Kortha had made his name spell magic once again.

Guantra was a beaten man. As he stepped into the glassite tower, his cheeks were sunken, his eyes hollow above blackish rings. He stumbled over the threshold, and kept licking his lips helplessly. When Ilse saw his eyes, she knew suddenly what an enemy Kortha was. From the eyes of Guantra came the look that a slave might cast to an adored idol that came to life, and thundered curses on him. Guantra looked at Kortha as though he expected fire to shoot from his mouth and devour him.

Kortha grinned, "I told you you would never beat me, Guantra. Are we friends again?"

"Friends?" screamed the Premier, a white froth at the corners of his thin mouth. "You and I were never friends. We were always enemies. We were destined by fate to fight. And you—by some unknown magic you always win. You turn defeat to overwhelming victory. Always. It isn't fair to other men. Are you Zut himself? But now—now that you have won—taste what it feels like to—lose!"
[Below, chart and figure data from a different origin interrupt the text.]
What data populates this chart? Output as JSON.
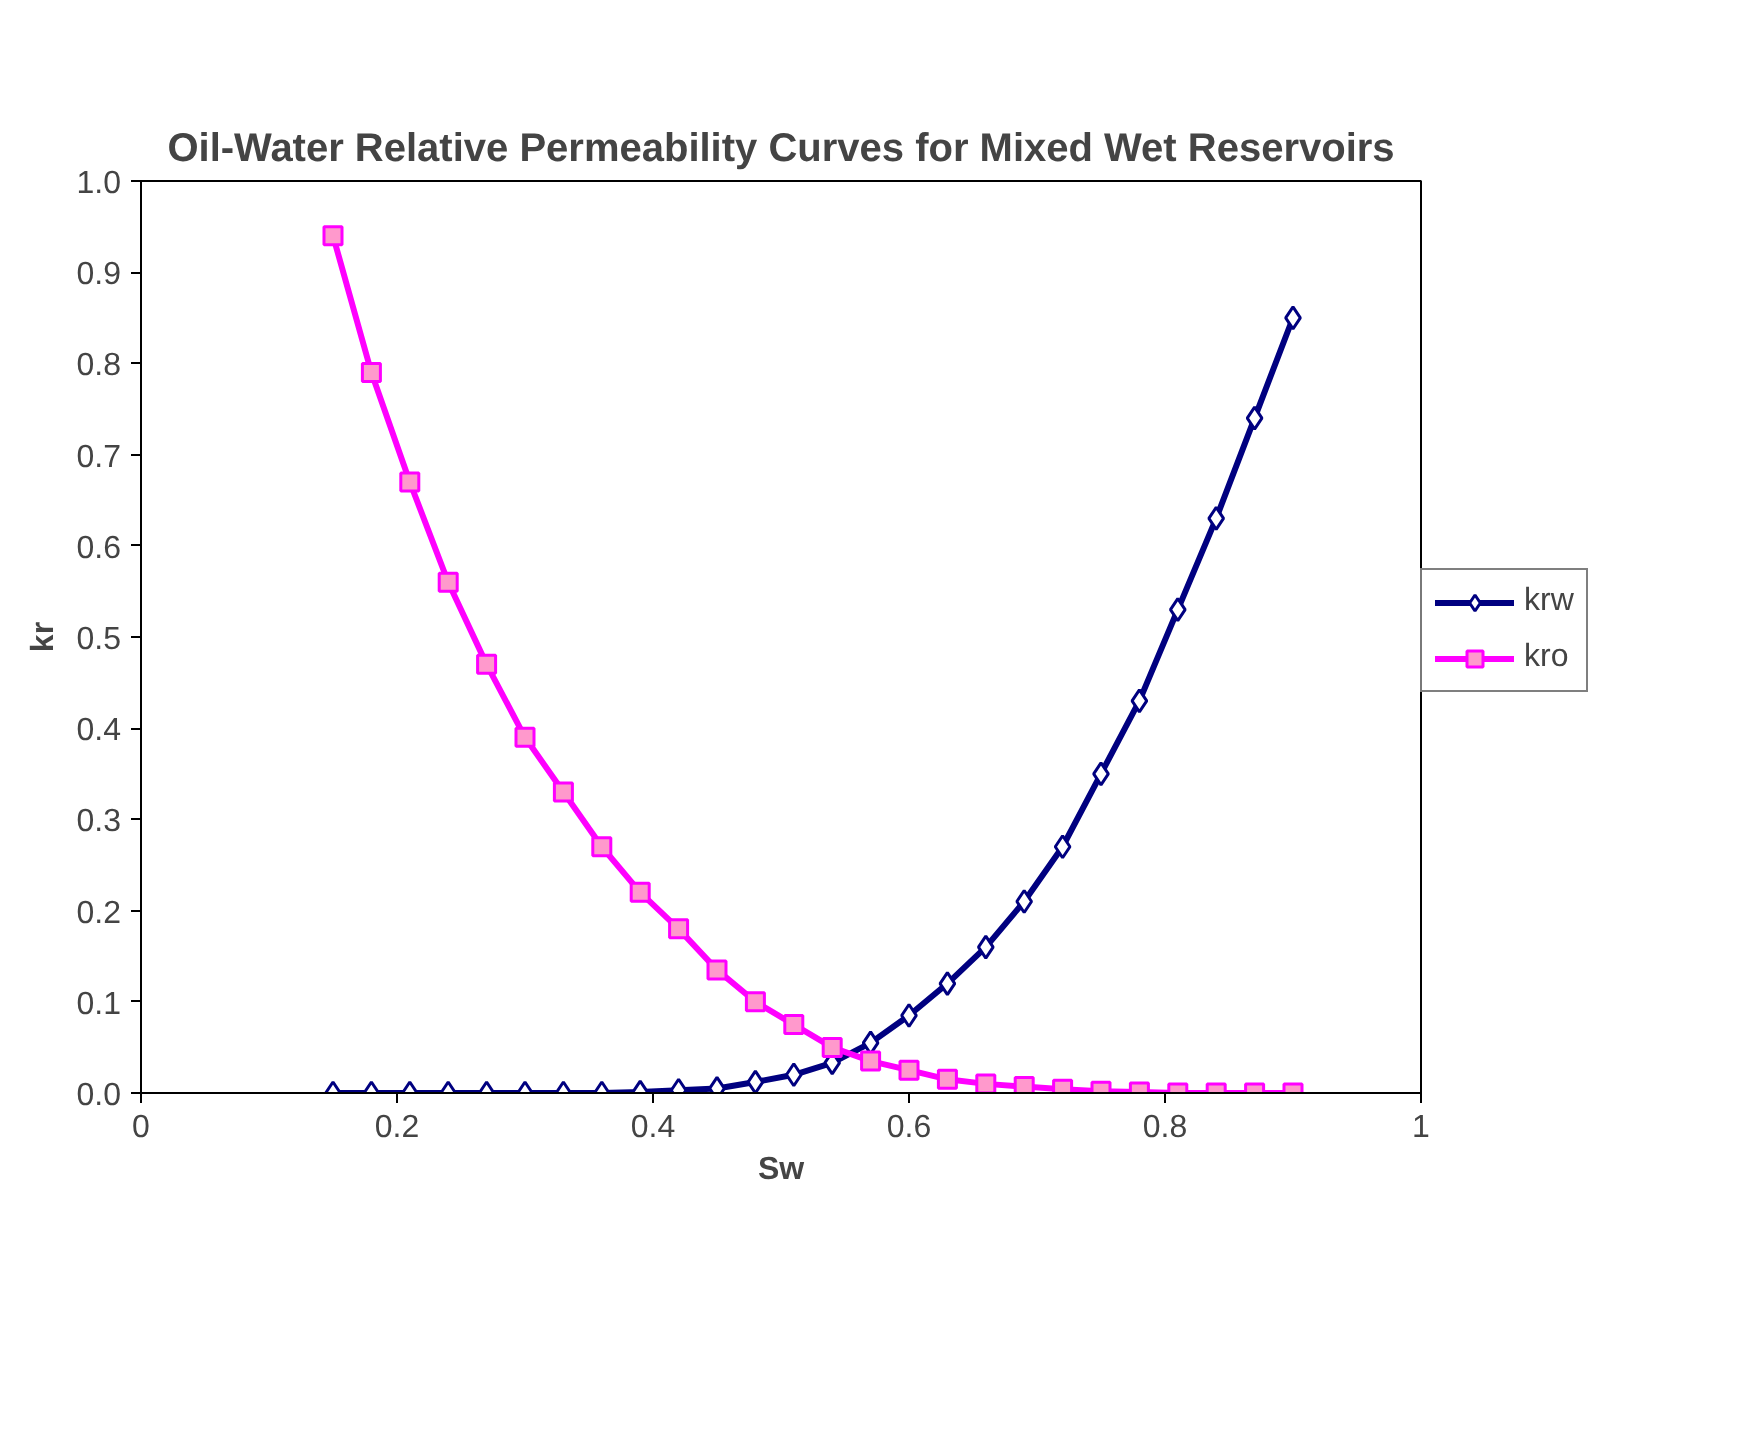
{
  "chart_data": {
    "type": "line",
    "title": "Oil-Water Relative Permeability Curves for Mixed Wet Reservoirs",
    "xlabel": "Sw",
    "ylabel": "kr",
    "x": [
      0.15,
      0.18,
      0.21,
      0.24,
      0.27,
      0.3,
      0.33,
      0.36,
      0.39,
      0.42,
      0.45,
      0.48,
      0.51,
      0.54,
      0.57,
      0.6,
      0.63,
      0.66,
      0.69,
      0.72,
      0.75,
      0.78,
      0.81,
      0.84,
      0.87,
      0.9
    ],
    "series": [
      {
        "name": "krw",
        "color": "#000080",
        "marker": "diamond",
        "values": [
          0,
          0,
          0,
          0,
          0,
          0,
          0,
          0,
          0.001,
          0.003,
          0.005,
          0.012,
          0.02,
          0.033,
          0.055,
          0.085,
          0.12,
          0.16,
          0.21,
          0.27,
          0.35,
          0.43,
          0.53,
          0.63,
          0.74,
          0.85
        ]
      },
      {
        "name": "kro",
        "color": "#ff00ff",
        "marker": "square",
        "values": [
          0.94,
          0.79,
          0.67,
          0.56,
          0.47,
          0.39,
          0.33,
          0.27,
          0.22,
          0.18,
          0.135,
          0.1,
          0.075,
          0.05,
          0.035,
          0.025,
          0.015,
          0.01,
          0.007,
          0.004,
          0.002,
          0.001,
          0,
          0,
          0,
          0
        ]
      }
    ],
    "xlim": [
      0,
      1
    ],
    "xticks": [
      0,
      0.2,
      0.4,
      0.6,
      0.8,
      1
    ],
    "ylim": [
      0,
      1
    ],
    "yticks": [
      {
        "value": 0,
        "label": "0.0"
      },
      0.1,
      0.2,
      0.3,
      0.4,
      0.5,
      0.6,
      0.7,
      0.8,
      0.9,
      {
        "value": 1,
        "label": "1.0"
      }
    ],
    "grid": false,
    "legend": "right",
    "line_style": "solid"
  }
}
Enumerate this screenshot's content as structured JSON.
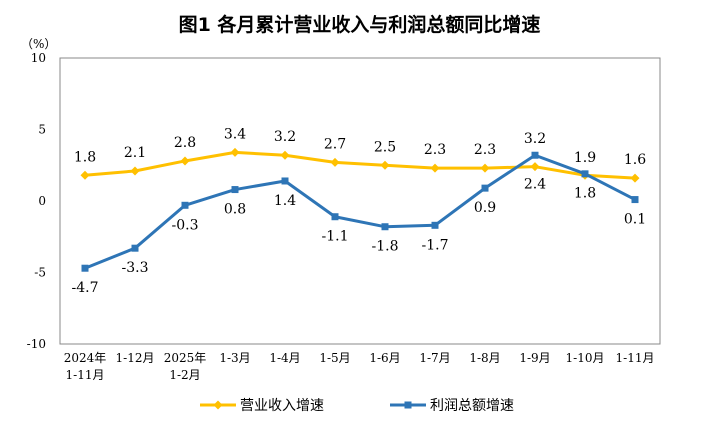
{
  "chart_data": {
    "type": "line",
    "title": "图1  各月累计营业收入与利润总额同比增速",
    "y_unit": "（%）",
    "ylim": [
      -10,
      10
    ],
    "yticks": [
      "10",
      "5",
      "0",
      "-5",
      "-10"
    ],
    "ytick_values": [
      10,
      5,
      0,
      -5,
      -10
    ],
    "categories": [
      [
        "2024年",
        "1-11月"
      ],
      [
        "1-12月"
      ],
      [
        "2025年",
        "1-2月"
      ],
      [
        "1-3月"
      ],
      [
        "1-4月"
      ],
      [
        "1-5月"
      ],
      [
        "1-6月"
      ],
      [
        "1-7月"
      ],
      [
        "1-8月"
      ],
      [
        "1-9月"
      ],
      [
        "1-10月"
      ],
      [
        "1-11月"
      ]
    ],
    "series": [
      {
        "name": "营业收入增速",
        "color": "#FFC000",
        "marker": "diamond",
        "values": [
          1.8,
          2.1,
          2.8,
          3.4,
          3.2,
          2.7,
          2.5,
          2.3,
          2.3,
          2.4,
          1.8,
          1.6
        ],
        "labels": [
          "1.8",
          "2.1",
          "2.8",
          "3.4",
          "3.2",
          "2.7",
          "2.5",
          "2.3",
          "2.3",
          "2.4",
          "1.8",
          "1.6"
        ]
      },
      {
        "name": "利润总额增速",
        "color": "#2E75B6",
        "marker": "square",
        "values": [
          -4.7,
          -3.3,
          -0.3,
          0.8,
          1.4,
          -1.1,
          -1.8,
          -1.7,
          0.9,
          3.2,
          1.9,
          0.1
        ],
        "labels": [
          "-4.7",
          "-3.3",
          "-0.3",
          "0.8",
          "1.4",
          "-1.1",
          "-1.8",
          "-1.7",
          "0.9",
          "3.2",
          "1.9",
          "0.1"
        ]
      }
    ],
    "grid": false,
    "legend": "bottom"
  }
}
From the depths of his despair, Guantra acted. His hand went to his tunic, lifted out with a heatgun in it.

His officers cried out at his treachery.

Kortha came in low, ducking under the sizzling blast that burnt black splotches on the white fur of his jacket. His left fist arced up, sending the heatgun from the numbed hand of the Premier. His right hand came across in a blur of motion: struck like a piston against Guantra's jaw. His fist whipped the man's head up and back, making the hair fly like seafoam striking a rock.

The crack of the neck breaking under the titanic power of the blow was etched against a frightened stillness.

Ilse and the officers stared at the crumpling form of the Premier whose knees sagged, lowering his body gently to the floor. His head hung at a sick angle from his limp neck.

Across the fallen body, Kortha looked at the white-faced officers. One of them extended his hands, palms down, saying, "Search us, Kortha. We came in peace."